Origin story: how we got the fourth missional priority, or millennials and queerness, and the miraculous integration of selves. What does it mean that the church of our past asked us to fragment ourselves, keeping part(s) of ourselves hidden from sight or dressed up? Now that we have new eyes on the tradition and the text – Millennials who are shockingly transparent on social media, queer people who refuse to stay in the closet – we are able to see what was always there: that God desires (and so should we) the wholeness of every human being, the sameness of self from one setting to another. The church is a learning lab for integration or, colloquially, “no bullshit, ever.” Postscript: the no bullshit ethic is best practiced in real relationship – both pieces are required for either to have integrity. John 4:1-42.
“I Love You, But…” Conditional love sucks. The kind of love that requires changes of you before it manifests; the kind of love that evaporates if you don’t fulfill expectations. But what about love that is a priori (independent of experience, maybe even against experience), God’s own decision to have love as God’s primary disposition toward the world? We say it like testimony: “the world God still loves.” Because God has decided to, and God’s love is steadfast. Jesus loves the rich man, Mark says, though the rich man will disappointingly fall short of Jesus’s recommendation for a full life of discipleship. Mark 10:17-31.
“I Love an Idea of You That I Need to Remain Constant for Me to Keep Loving You.” Jesus’s own best friends wanted him to play a certain role, fulfill a certain expectation, for them to remain loyal. They tried repeatedly to talk him out of his life’s calling, imagining that they did it for his own good. We do the same: loving someone who is healthy but forsaking them in sickness (more about this next week), loving someone who is weak and forsaking them when they grow strong (countless women who outgrew their husband’s expectation). Mark 8:27-33.
“Love is Sentimental, Love is Romantic, Love is Sweet.” There is a kind of love that loves the idea of love: romantic, idyllic, sappy, needy – when the beloved object is attractive in a variety of ways. It’s the shallowest kind – and while it can lead to the deeper kind, sometimes we get stuck in the lightness of this sweetness.

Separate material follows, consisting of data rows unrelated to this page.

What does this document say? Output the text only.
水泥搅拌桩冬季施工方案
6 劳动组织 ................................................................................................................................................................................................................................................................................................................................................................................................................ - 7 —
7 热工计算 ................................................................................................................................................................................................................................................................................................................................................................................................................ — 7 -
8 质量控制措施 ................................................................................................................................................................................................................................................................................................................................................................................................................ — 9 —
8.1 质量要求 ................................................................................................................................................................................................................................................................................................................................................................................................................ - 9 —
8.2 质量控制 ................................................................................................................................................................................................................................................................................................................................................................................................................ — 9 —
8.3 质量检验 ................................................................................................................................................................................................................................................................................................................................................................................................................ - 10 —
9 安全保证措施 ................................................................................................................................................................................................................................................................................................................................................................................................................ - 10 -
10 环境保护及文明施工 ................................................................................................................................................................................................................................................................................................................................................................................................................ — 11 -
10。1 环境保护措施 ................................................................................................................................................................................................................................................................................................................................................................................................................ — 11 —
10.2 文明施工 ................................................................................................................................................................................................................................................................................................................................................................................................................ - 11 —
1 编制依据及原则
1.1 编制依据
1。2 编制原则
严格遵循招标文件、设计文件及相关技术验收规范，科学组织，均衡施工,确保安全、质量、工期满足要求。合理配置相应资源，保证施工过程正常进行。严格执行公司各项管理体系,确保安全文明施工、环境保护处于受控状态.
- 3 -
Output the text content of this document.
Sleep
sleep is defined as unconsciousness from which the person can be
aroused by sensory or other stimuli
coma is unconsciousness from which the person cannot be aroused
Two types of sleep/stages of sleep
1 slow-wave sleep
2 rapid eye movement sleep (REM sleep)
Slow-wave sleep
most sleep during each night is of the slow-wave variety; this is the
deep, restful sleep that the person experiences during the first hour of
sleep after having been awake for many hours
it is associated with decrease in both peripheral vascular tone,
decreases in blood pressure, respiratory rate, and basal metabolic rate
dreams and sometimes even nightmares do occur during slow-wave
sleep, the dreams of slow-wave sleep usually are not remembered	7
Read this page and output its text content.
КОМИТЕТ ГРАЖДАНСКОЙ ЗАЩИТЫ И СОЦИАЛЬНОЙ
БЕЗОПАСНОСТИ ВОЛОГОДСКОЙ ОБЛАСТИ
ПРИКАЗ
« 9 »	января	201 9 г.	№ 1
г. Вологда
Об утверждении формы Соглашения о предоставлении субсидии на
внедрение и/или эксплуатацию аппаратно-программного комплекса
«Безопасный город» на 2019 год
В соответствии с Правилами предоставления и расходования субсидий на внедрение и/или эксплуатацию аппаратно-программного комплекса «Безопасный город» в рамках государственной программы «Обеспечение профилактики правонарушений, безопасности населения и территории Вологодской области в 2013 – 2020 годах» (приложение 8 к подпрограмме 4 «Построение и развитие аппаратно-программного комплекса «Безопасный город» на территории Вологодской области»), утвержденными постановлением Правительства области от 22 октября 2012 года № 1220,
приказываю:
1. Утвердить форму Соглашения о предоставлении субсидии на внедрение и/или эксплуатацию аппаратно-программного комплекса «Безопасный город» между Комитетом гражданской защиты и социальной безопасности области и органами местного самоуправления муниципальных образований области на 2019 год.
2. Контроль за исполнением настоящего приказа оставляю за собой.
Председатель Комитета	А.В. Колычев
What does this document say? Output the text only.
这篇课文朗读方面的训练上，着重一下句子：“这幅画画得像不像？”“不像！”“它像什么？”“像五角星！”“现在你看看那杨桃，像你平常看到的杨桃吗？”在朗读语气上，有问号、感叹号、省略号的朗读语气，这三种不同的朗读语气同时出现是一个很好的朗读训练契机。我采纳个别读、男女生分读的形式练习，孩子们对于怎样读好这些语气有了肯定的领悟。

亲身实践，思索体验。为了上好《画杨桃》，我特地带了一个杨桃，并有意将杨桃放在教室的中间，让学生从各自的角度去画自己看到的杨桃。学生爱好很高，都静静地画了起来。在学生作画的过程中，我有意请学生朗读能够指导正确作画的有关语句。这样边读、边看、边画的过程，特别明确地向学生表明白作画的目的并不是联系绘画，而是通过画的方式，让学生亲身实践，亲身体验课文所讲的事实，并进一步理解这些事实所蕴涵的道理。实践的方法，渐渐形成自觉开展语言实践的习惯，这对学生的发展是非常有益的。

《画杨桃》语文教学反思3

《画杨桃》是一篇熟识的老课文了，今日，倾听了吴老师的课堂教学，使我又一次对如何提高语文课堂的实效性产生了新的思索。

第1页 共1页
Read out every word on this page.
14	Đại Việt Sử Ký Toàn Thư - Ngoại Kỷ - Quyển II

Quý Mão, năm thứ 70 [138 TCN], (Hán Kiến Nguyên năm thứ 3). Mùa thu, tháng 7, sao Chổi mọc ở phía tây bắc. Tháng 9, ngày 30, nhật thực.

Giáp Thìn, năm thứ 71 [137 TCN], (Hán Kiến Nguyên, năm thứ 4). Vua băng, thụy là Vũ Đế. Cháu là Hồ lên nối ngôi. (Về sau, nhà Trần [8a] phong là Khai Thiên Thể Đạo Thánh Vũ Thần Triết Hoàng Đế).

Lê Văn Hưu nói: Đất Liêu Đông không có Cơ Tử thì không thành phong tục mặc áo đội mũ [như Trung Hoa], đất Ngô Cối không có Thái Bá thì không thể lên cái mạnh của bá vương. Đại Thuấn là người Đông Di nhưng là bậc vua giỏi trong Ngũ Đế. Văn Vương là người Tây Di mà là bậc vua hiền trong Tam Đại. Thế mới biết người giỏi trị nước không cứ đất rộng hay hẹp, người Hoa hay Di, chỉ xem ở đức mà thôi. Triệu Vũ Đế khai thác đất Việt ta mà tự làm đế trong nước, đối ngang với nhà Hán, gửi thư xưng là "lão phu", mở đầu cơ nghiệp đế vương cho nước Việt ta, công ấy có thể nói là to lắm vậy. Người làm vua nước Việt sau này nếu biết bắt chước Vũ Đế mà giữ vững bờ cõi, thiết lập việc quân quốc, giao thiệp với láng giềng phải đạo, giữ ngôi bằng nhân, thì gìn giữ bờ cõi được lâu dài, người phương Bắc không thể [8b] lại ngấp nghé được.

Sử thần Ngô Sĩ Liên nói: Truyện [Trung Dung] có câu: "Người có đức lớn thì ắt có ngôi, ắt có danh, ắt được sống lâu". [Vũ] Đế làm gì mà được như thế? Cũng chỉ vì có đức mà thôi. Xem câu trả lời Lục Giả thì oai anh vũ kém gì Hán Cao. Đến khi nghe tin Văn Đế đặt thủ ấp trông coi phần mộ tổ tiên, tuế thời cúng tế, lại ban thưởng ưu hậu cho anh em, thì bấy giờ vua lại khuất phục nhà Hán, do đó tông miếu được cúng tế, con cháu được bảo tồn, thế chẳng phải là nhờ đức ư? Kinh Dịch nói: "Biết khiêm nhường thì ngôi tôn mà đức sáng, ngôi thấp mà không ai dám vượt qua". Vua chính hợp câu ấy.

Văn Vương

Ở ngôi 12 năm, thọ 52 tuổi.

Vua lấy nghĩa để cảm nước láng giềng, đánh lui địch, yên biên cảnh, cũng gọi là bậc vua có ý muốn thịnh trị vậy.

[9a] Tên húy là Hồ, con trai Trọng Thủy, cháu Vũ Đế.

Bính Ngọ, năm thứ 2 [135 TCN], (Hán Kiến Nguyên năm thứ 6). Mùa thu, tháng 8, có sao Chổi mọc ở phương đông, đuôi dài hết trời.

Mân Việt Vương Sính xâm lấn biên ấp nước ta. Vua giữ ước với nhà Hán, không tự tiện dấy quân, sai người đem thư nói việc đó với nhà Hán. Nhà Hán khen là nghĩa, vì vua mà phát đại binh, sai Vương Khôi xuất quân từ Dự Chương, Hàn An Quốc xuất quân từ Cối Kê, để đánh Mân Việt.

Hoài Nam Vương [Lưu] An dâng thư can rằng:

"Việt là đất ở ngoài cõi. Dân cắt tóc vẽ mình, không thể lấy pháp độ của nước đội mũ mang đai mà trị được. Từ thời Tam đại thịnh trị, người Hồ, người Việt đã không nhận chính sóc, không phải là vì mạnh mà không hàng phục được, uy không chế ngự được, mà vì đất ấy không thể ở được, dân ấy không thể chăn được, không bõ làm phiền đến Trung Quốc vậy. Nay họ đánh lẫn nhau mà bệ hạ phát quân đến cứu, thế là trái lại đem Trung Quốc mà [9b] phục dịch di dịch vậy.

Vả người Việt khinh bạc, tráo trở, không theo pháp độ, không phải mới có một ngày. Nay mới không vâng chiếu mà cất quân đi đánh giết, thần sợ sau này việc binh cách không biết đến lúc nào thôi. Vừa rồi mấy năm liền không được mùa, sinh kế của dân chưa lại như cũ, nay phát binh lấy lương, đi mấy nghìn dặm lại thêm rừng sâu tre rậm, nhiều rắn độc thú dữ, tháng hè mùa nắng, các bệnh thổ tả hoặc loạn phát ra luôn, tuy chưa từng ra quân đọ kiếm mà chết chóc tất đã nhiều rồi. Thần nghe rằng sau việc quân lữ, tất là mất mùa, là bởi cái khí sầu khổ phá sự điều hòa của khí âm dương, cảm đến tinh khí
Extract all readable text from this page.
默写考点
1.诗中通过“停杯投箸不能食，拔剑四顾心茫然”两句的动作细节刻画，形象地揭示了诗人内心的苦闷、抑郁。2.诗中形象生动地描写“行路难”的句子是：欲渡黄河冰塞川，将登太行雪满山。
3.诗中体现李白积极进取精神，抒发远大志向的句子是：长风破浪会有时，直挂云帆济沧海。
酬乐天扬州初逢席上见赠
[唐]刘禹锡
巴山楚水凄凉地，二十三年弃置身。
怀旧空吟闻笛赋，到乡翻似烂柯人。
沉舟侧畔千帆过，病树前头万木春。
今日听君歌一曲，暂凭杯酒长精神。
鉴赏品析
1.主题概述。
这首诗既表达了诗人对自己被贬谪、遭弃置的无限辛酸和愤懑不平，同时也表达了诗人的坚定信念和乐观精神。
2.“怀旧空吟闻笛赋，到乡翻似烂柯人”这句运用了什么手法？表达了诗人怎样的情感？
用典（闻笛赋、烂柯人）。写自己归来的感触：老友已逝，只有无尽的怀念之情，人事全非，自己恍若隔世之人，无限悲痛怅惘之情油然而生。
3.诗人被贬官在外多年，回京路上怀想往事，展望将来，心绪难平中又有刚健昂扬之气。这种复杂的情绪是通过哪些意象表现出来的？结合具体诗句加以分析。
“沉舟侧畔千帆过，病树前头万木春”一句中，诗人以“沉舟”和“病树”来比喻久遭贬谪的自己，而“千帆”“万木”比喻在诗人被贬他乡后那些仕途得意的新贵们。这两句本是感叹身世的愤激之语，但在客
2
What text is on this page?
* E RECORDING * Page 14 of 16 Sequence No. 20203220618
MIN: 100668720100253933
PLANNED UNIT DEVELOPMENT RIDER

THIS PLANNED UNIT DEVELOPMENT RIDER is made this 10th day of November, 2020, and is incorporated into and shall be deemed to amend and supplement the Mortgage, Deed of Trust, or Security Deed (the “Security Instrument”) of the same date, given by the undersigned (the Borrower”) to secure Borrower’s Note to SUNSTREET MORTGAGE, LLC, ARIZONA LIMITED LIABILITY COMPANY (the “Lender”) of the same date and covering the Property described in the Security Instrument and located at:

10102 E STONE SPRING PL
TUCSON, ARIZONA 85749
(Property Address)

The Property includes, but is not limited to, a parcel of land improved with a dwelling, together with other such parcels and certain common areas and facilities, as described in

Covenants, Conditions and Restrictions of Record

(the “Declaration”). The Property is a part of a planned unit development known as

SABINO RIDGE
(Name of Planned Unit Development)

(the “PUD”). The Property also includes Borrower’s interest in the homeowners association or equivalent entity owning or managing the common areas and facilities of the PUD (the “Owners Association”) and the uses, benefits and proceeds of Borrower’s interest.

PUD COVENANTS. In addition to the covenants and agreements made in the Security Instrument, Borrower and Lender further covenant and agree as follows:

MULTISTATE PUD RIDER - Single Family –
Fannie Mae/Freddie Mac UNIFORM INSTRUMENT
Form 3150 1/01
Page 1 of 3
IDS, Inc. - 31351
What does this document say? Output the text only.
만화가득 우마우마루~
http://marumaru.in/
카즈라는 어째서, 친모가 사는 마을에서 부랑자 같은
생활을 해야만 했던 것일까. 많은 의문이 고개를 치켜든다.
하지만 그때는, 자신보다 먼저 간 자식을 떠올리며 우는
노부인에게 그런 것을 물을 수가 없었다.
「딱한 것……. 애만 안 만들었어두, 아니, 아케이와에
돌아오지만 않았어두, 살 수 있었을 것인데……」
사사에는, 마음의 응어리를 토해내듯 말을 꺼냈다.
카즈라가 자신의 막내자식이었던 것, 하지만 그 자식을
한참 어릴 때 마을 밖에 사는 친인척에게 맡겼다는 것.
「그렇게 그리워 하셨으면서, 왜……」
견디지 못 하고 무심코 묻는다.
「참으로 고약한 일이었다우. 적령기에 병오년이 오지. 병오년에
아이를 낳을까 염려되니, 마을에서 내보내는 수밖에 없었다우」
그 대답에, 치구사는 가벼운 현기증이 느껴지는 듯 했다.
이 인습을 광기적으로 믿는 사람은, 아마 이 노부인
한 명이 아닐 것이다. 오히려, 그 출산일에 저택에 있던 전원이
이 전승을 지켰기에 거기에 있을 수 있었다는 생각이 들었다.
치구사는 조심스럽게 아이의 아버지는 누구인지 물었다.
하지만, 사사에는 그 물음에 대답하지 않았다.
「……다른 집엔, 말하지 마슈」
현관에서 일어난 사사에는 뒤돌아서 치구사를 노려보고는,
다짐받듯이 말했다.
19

Think of Louis in Angels in America, leaving Prior to suffer through AIDS, wondering if he is capable of love. (He is not.) Agapé is hard-core. It’s decisional. It calls on all your deepest resources. Love is patient, love is kind, love is hard. 1 Corinthians 13.
“Because I love you, I forgive you…kinda.” Forgiveness is the corollary to the confession we talked about on Ash Wednesday. We are not only sinners; we are also sinned against, guaranteed for anybody who stays in a relationship long enough. The people you love will hurt you. How expensive is your forgiveness? How tightly do you hold a grudge, clutch the offense? Like the older brother in the story Jesus tells: do those brothers ever love each other again? Or are they bickering about what happened that year for decades to come? Does the older brother hold on to the ulteriority of power gained in the younger brother’s serious transgressions? What would it look like if we practiced prodigal (reckless, lavish, bounteous, ridiculous) forgiveness? Luke 15.